Document Type


Publication Date



Switchgrass (SG) is considered a model bioenergy crop and a warm-season perennial grass (WSPG) that traditionally served as forage feedstock in the United States. To avoid the sole dependence on SG for bioenergy production, evaluation of other crops to diversify the pool of feedstock is needed. We conducted a 3-year field experiment evaluating eastern gamagrass (GG), another WSPG, as complementary feedstock to SG in one- and two-cut systems, with or without intercropping with crimson clover or hairy vetch, and under different nitrogen (N) application rates. Our results showed that GG generally produced lower biomass (by 29.5%), theoretical ethanol potential (TEP, by 2.8%), and theoretical ethanol yield (TEY, by 32.9%) than corresponding SG under the same conditions.
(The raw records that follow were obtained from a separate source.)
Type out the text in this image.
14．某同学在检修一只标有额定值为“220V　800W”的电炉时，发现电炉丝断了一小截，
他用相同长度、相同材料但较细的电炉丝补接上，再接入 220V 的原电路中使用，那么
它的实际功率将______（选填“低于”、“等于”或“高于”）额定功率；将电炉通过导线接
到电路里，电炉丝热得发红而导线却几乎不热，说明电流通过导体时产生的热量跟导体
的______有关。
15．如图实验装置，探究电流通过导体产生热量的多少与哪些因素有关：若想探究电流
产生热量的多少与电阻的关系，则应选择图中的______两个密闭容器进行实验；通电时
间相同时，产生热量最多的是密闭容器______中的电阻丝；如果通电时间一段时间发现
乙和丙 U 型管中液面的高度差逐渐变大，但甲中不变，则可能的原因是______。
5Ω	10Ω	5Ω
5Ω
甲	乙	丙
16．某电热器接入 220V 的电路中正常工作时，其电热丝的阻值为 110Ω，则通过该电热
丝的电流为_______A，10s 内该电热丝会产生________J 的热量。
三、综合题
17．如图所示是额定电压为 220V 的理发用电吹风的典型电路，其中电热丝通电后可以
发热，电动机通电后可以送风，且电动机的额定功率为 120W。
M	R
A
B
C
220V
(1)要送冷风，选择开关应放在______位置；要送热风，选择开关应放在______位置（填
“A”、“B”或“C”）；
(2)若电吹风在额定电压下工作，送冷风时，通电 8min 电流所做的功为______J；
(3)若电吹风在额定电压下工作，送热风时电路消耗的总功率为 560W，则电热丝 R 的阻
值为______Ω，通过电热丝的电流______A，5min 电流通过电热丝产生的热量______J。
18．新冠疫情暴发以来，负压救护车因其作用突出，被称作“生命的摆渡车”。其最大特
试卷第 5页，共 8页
However, forage quality measures, namely acid detergent fiber (ADF), crude protein (CP), and elements P, K, Ca, and Mg were significantly higher in GG than those in SG. Nitrogen fertilizer significantly enhanced biomass (by 1.54 Mg ha−1), lignin content (by 2.10 g kg−1), and TEY (787.12 L ha−1) in the WSPGs compared to unfertilized treatments. Intercropping with crimson clover or hairy vetch did not significantly increase biomass of the WSPGs, or TEP and TEY in unfertilized plots. This study demonstrated that GG can serve as a complementary crop to SG and could be used as a dual-purpose crop for bioenergy and forage feedstock in farmers' rotations.